Slowly, Margaret began attacking the other acts, stealing their jewellery and leaving them horrifically disfigured in the attacks after. Alternating between burning them with fire and attacking them with chemicals.
Soon, this was not enough, her bitterness wouldn’t allow it and she had to one up the girls. Not just with her looks and performance, but with her wits too.
It took some practice, but eventually Margaret was able to perfectly replicate individual pieces that the girls were given as gifts by Penguin. During their performances she would steal the jewellery and replace it with her replicas. The secret being that these replicas were boobytrapped. Filled with so much explosives they would go off whenever someone wore them with a heat sensitive trigger. Due to where the jewellery was worn, this lead to many losing their lives or becoming hugely disfigured or disabled. Gradually the amounts of explosives became bigger and bigger, to the point that death was inevitable, but not just that. Margaret was so angry with all these girls stealing her spotlight that she had to not just kill them, but completely obliterate their identity. Rip away their faces, blow off their hands or legs, destroy everything that made them, them as well as the things that she believed stole her spotlight, their looks, talents and their youth.
But despite all this, Margaret was still kept as a waitress, she was still old news, she had been a diamond but one that had now lost its shine.
Her downfall came when the objects she had stolen from the girls and replaced with the explosive replicas was discovered in her now tiny apartment. She didn’t have to keep the shiny objects she had stolen from the girls before stealing their lives, but she was so angry and bitter, she didn’t believe that they deserved them. That she was the best, that she was the brightest and the only one who deserved the finer things in life, who deserved the pretty shiny pieces of jewellery.
In an effort to avoid sentencing, Margaret got in contact with Eraser and she is instantly intrigued by him. At first she tries seduction as a mean of getting what she wants, but Eraser only works for money, so she relents and agrees to pay. This doesn’t discourage her flirting, however, as she finds him interesting, alluring with an air of mystery to his character. Eraser also is very interested in her, but won’t engage in anything with her as such things leave behind the most evidence. This is a running theme between the two with the pair of them having a very flirtatious partnership, Magpie constantly pushing her luck to see behind the mask and Eraser keeping his hands to himself as much as possible so he doesn’t leave any evidence of himself behind, though he does express that he finds Magpie to be a very ‘pretty, shiny, thing’ that’s out of his reach.
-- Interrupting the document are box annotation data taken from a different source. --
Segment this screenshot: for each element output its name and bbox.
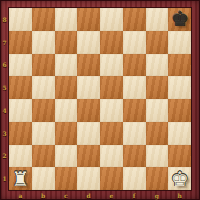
square-a3[interactable] [9,122,32,145]
square-e2[interactable] [100,145,123,168]
square-e3[interactable] [100,122,123,145]
square-e7[interactable] [100,31,123,54]
square-h2[interactable] [168,145,191,168]
square-e5[interactable] [100,76,123,99]
square-a2[interactable] [9,145,32,168]
square-e4[interactable] [100,99,123,122]
square-c2[interactable] [55,145,78,168]
rank-label-6: 6 [0,54,9,77]
rank-labels: 87654321 [0,8,9,190]
square-b1[interactable] [32,167,55,190]
square-f4[interactable] [123,99,146,122]
square-c3[interactable] [55,122,78,145]
square-b3[interactable] [32,122,55,145]
square-f2[interactable] [123,145,146,168]
square-h8[interactable]: ♚ [168,8,191,31]
square-h6[interactable] [168,54,191,77]
square-d1[interactable] [77,167,100,190]
square-c1[interactable] [55,167,78,190]
square-g4[interactable] [146,99,169,122]
square-b4[interactable] [32,99,55,122]
square-b2[interactable] [32,145,55,168]
square-d8[interactable] [77,8,100,31]
square-g3[interactable] [146,122,169,145]
square-a5[interactable] [9,76,32,99]
square-h5[interactable] [168,76,191,99]
file-label-b: b [32,190,55,200]
square-f1[interactable] [123,167,146,190]
square-g8[interactable] [146,8,169,31]
file-label-a: a [9,190,32,200]
square-c5[interactable] [55,76,78,99]
square-g1[interactable] [146,167,169,190]
square-b5[interactable] [32,76,55,99]
square-b6[interactable] [32,54,55,77]
square-h4[interactable] [168,99,191,122]
square-c7[interactable] [55,31,78,54]
square-d3[interactable] [77,122,100,145]
square-a6[interactable] [9,54,32,77]
square-b7[interactable] [32,31,55,54]
square-c4[interactable] [55,99,78,122]
square-d5[interactable] [77,76,100,99]
square-f7[interactable] [123,31,146,54]
file-label-f: f [123,190,146,200]
square-a8[interactable] [9,8,32,31]
square-c6[interactable] [55,54,78,77]
square-g6[interactable] [146,54,169,77]
file-label-h: h [168,190,191,200]
square-d2[interactable] [77,145,100,168]
square-a7[interactable] [9,31,32,54]
square-f8[interactable] [123,8,146,31]
rank-label-1: 1 [0,167,9,190]
square-g2[interactable] [146,145,169,168]
file-label-e: e [100,190,123,200]
rank-label-4: 4 [0,99,9,122]
square-f3[interactable] [123,122,146,145]
rank-label-8: 8 [0,8,9,31]
square-b8[interactable] [32,8,55,31]
rank-label-5: 5 [0,76,9,99]
square-g5[interactable] [146,76,169,99]
square-e1[interactable] [100,167,123,190]
chess-board[interactable]: ♚♜♚ [9,8,191,190]
rank-label-2: 2 [0,145,9,168]
black-king[interactable]: ♚ [171,9,189,29]
file-label-c: c [55,190,78,200]
rank-label-7: 7 [0,31,9,54]
square-h7[interactable] [168,31,191,54]
square-a4[interactable] [9,99,32,122]
file-label-g: g [146,190,169,200]
square-f6[interactable] [123,54,146,77]
square-h1[interactable]: ♚ [168,167,191,190]
square-c8[interactable] [55,8,78,31]
square-d6[interactable] [77,54,100,77]
square-e8[interactable] [100,8,123,31]
chess-board-frame: ♚♜♚ 87654321 abcdefgh [0,0,200,200]
square-d4[interactable] [77,99,100,122]
white-king[interactable]: ♚ [171,168,189,188]
white-rook[interactable]: ♜ [11,168,29,188]
square-e6[interactable] [100,54,123,77]
square-a1[interactable]: ♜ [9,167,32,190]
square-g7[interactable] [146,31,169,54]
rank-label-3: 3 [0,122,9,145]
file-labels: abcdefgh [9,190,191,200]
square-d7[interactable] [77,31,100,54]
file-label-d: d [77,190,100,200]
square-h3[interactable] [168,122,191,145]
square-f5[interactable] [123,76,146,99]
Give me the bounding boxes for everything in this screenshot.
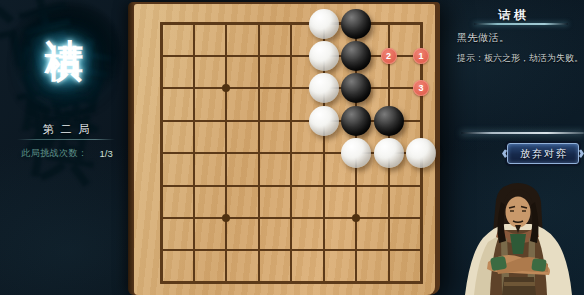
star-point: [222, 84, 230, 92]
attempts-value: 1/3: [100, 148, 113, 159]
star-point: [352, 214, 360, 222]
ink-title-art: 诘棋 诘棋 诘棋: [0, 0, 128, 122]
stone-white: [309, 73, 339, 103]
move-marker: 3: [413, 80, 429, 96]
stone-black: [341, 41, 371, 71]
resign-button[interactable]: 放弃对弈: [507, 143, 579, 164]
round-label: 第二局: [0, 122, 132, 137]
stone-white: [309, 9, 339, 39]
stone-white: [406, 138, 436, 168]
stone-black: [341, 9, 371, 39]
go-board: 123: [128, 2, 440, 295]
grid-line-horizontal: [160, 249, 423, 251]
stone-black: [374, 106, 404, 136]
star-point: [222, 214, 230, 222]
go-grid[interactable]: 123: [161, 24, 421, 283]
panel-title-divider: [474, 23, 568, 25]
go-puzzle-screen: 诘棋 诘棋 诘棋 第二局 此局挑战次数： 1/3 123 诘棋 黑先做活。 提示…: [0, 0, 584, 295]
stone-black: [341, 73, 371, 103]
panel-title: 诘棋: [440, 7, 584, 24]
grid-line-horizontal: [160, 217, 423, 219]
stone-white: [309, 106, 339, 136]
left-panel-divider: [17, 139, 115, 140]
character-portrait: [452, 182, 584, 295]
puzzle-title-vertical: 诘棋: [45, 8, 83, 20]
move-marker: 2: [381, 48, 397, 64]
board-wood-surface: 123: [134, 4, 435, 295]
grid-line-horizontal: [160, 281, 423, 284]
stone-white: [309, 41, 339, 71]
objective-text: 黑先做活。: [457, 31, 510, 45]
attempts-label: 此局挑战次数：: [21, 147, 88, 160]
attempts-row: 此局挑战次数： 1/3: [21, 147, 129, 160]
grid-line-horizontal: [160, 185, 423, 187]
stone-white: [374, 138, 404, 168]
hint-text: 提示：板六之形，劫活为失败。: [457, 52, 583, 65]
stone-black: [341, 106, 371, 136]
stone-white: [341, 138, 371, 168]
button-divider: [461, 132, 584, 134]
move-marker: 1: [413, 48, 429, 64]
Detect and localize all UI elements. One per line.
For now at least.
Despite his best efforts, he didn’t count on Batman having some evidence himself and it not all being at the GCPD, so Magpie was still sentenced and placed in Arkham.
Her delusions of grandeur expanded, to not just being better than the girls that replaced her at the Lounge, but being better than every other performer in Gotham. Desperate to be center stage in any capacity, while simultaneously getting rid of competition in her eyes, Margaret or ‘Magpie’ as she goes by in the villainous circles, goes around Gotham, stealing from other starlets and performers, leaving behind her mock explosive riddled jewels, all to get revenge on people she’s never met for daring to upstage her. The diamonds she steals are her trophies from her crimes and she always did love shiny things.